Ankara, après la jubilation initiale, a compris le caractère limitatif des accords, c’est pourquoi elle fait pression sur le Kremlin pour obtenir une révision partielle. L’objectif d’Erdogan est une participation active et directe à l’opération de maintien de la paix, c’est-à-dire en envoyant ses propres soldats dans la région contestée, au lieu d’un simple déploiement (actuel) dans un centre de surveillance, situé sur le territoire azerbaïdjanais et géré conjointement avec Moscou.
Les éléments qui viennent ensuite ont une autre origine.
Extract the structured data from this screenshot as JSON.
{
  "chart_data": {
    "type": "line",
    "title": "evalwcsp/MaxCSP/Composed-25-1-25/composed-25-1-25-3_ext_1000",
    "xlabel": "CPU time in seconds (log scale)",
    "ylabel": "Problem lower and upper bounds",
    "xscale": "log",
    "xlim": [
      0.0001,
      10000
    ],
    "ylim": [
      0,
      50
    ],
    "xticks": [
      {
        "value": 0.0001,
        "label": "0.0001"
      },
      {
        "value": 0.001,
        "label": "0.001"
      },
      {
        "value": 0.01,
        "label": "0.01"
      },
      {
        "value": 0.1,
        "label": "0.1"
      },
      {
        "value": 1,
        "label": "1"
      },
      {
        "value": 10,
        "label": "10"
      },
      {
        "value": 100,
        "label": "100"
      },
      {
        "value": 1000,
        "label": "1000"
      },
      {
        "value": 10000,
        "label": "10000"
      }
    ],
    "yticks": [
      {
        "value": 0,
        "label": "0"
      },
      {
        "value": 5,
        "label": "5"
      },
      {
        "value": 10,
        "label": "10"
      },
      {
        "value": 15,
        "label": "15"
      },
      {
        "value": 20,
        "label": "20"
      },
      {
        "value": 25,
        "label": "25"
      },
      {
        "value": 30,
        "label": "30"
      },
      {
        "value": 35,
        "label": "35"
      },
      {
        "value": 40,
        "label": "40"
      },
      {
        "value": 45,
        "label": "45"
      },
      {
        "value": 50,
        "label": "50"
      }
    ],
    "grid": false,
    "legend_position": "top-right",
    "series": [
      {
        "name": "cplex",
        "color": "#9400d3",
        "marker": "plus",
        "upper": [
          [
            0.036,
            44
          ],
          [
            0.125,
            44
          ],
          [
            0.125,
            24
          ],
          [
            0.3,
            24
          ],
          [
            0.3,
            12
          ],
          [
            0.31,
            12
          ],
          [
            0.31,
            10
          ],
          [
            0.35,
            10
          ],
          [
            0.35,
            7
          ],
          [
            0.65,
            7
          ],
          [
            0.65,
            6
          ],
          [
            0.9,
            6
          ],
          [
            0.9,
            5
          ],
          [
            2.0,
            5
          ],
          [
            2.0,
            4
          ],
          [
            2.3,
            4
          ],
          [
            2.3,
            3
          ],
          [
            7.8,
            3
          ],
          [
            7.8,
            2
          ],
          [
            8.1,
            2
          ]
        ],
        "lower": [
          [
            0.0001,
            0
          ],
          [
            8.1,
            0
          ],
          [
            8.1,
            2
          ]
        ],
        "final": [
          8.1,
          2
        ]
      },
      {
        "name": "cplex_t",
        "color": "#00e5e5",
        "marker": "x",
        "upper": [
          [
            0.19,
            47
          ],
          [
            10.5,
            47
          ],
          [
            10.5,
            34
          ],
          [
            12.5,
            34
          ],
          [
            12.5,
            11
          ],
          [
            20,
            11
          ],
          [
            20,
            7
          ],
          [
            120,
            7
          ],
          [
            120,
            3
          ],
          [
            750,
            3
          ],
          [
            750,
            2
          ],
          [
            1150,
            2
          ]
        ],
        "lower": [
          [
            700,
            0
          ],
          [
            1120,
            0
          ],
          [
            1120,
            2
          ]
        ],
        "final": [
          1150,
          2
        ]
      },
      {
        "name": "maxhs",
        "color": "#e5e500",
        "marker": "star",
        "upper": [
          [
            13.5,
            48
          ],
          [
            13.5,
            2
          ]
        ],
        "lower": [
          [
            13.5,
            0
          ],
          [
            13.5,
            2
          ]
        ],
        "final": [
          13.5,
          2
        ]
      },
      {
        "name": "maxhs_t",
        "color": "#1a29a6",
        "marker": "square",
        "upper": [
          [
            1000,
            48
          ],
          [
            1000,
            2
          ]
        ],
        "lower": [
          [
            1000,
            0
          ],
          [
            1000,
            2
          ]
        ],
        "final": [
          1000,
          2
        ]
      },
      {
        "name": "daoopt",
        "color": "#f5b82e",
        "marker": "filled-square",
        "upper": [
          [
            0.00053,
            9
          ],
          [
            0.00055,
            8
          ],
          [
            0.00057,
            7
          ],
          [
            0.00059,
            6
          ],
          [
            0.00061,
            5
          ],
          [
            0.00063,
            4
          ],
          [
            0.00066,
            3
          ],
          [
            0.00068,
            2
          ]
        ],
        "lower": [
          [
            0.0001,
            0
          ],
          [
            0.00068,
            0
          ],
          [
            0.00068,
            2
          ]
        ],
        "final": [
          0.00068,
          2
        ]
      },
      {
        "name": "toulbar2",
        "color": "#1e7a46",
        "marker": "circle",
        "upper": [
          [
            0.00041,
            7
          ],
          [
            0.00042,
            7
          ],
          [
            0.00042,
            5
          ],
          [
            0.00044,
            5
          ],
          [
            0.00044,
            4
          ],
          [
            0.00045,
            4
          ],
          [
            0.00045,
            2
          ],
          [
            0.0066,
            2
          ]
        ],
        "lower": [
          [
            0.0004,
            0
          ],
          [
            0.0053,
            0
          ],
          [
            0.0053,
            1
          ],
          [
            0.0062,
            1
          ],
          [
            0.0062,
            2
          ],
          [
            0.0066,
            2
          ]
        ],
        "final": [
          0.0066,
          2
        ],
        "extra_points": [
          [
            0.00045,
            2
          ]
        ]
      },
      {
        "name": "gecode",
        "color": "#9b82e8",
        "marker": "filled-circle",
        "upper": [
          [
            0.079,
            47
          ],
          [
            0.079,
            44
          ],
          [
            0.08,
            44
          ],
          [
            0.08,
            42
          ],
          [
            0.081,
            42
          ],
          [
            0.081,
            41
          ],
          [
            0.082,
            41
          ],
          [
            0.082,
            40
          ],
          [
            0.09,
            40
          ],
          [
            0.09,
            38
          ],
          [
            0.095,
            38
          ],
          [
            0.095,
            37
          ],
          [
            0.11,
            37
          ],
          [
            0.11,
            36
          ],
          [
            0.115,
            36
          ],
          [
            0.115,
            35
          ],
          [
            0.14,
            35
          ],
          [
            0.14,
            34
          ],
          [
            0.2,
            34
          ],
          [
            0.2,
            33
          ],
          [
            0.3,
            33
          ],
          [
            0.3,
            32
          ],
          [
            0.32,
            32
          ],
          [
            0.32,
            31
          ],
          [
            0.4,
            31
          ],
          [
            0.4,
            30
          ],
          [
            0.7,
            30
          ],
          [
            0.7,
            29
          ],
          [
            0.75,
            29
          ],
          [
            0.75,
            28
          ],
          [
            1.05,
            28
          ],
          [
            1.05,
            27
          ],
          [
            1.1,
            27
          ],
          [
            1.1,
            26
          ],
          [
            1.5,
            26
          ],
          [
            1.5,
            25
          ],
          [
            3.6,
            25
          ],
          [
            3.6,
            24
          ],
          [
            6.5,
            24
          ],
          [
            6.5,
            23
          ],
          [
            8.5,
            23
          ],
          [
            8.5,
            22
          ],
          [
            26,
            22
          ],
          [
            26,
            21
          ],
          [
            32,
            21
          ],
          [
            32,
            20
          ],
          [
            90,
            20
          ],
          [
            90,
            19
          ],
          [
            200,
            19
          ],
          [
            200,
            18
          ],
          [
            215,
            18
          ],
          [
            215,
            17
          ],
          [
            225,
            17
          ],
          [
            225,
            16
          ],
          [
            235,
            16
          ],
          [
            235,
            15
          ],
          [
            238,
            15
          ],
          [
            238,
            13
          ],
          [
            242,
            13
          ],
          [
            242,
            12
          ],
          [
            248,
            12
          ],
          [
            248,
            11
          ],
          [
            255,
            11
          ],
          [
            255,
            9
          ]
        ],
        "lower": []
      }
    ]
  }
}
Le statu quo, cependant, au-delà du mécontentement d’Erdogan, pourrait s’avérer utile en termes de retombées électorales à la fois pour la Russie, qui peut ébranler le spectre du pan-turcisme lors des prochaines élections arméniennes, et pour la Turquie, qui peut renforcer son image de l’empire ressuscité de la renaissance, aussi bien dans le pays qu’à l’étranger.